Bien entendu, le Gruérien s’est posé la question de l’intérêt de cet ouvrage, qui ouvre à nouveau un chapitre délicat, celle de la mort de la jeune Marie S. «Nous partageons l’émotion de l’entourage de la victime et ne participons d’aucune manière à la défense du client de Me Parein. Mais nous estimons indispensable de participer au débat autour de la notion d’internement à vie. Toutes les argumentations doivent être entendues.» VAC

Commentaires

L' étique de l'avocat est sacrée, comme est le droit d'être défendu, quelle ait été la faute. L'internement à vie, tel que voté dans l'émotion, est une condamnation à mort déguisée. C'est une régression. Je souhaite que le TF rejette les recours en cette matière. Strasbourg mettrait sans doute les pendules helvétiques à l'heure!
Vous seriez étonné. "Strasbourg" est bien plus sévère que vous semblez le penser. echr.coe.int/Documents/FS_Life_sentences_FRA.pdf Bien souvent, la CEDH est utilisée comme un épouvantail par des personnes qui n'ont jamais lu un seul arrêt de cette cour.
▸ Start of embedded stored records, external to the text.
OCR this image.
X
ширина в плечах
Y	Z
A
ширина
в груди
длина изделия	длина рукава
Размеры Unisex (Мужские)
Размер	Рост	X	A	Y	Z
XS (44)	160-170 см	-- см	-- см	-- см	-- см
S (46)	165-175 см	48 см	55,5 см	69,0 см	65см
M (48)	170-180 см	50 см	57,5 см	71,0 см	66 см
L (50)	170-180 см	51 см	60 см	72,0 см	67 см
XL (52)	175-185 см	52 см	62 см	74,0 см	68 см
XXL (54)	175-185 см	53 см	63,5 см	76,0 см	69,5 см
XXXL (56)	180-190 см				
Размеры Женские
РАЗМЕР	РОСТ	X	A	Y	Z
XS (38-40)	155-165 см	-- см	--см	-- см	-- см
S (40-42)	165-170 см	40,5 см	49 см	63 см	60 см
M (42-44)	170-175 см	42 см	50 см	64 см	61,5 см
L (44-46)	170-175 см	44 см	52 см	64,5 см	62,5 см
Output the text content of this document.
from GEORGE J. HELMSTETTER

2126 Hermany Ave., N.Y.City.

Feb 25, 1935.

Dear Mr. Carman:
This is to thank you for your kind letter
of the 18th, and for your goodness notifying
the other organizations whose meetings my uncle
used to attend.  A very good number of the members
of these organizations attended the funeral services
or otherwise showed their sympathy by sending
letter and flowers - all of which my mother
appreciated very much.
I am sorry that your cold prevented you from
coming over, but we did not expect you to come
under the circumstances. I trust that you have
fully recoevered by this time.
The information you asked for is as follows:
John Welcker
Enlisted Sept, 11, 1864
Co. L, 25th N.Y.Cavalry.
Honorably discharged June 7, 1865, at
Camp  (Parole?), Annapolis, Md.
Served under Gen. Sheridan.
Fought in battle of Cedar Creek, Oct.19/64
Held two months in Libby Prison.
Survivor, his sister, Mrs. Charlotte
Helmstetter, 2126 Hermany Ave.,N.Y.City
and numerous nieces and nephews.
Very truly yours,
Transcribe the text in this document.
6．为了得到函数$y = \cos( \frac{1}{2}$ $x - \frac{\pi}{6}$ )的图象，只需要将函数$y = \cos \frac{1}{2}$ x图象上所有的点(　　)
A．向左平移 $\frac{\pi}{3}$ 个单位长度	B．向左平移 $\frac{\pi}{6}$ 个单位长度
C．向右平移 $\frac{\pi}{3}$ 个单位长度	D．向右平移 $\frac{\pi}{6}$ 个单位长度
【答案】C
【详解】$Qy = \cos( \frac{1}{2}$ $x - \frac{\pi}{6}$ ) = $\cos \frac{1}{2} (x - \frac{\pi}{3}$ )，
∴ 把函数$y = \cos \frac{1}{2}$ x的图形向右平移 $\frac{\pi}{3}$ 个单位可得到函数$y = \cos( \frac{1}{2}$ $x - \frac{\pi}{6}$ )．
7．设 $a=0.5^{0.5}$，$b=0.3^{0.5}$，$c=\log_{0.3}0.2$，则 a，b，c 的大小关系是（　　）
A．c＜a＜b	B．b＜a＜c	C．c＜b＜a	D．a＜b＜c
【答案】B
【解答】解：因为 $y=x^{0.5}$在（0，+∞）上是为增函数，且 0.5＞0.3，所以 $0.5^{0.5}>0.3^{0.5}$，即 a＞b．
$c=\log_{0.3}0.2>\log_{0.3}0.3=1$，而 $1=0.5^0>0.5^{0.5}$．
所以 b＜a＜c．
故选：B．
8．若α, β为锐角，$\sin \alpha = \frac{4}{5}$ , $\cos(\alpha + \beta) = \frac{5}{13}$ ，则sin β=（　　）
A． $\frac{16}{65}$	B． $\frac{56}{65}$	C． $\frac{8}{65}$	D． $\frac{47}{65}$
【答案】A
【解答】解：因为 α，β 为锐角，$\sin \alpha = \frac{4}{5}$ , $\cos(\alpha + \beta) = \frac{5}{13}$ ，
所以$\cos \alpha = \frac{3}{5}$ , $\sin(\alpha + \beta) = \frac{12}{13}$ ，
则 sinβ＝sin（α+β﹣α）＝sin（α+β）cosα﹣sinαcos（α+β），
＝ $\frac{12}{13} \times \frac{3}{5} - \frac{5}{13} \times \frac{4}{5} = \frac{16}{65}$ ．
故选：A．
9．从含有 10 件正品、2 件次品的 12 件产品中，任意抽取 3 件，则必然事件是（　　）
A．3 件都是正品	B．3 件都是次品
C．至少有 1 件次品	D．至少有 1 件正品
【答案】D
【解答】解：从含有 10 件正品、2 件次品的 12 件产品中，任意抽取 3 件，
Amicalement.
Il a été défendu (2 avocats !) et condamné après un procès équitable. A quoi cela sert-il d'avoir voté ce genre de peine si le TF ou Strasbourg rejettent systématiquement les décisions des tribunaux cantonaux ? La prochaine fois vous pouvez le libérer directement après le procès, lui donner une indemnité pour tort moral, lui présenter vos excuses et attendre de le revoir après son prochain délit. Ce monsieur (l'accusé) est un danger pour la société et donc il doit payer ses crimes.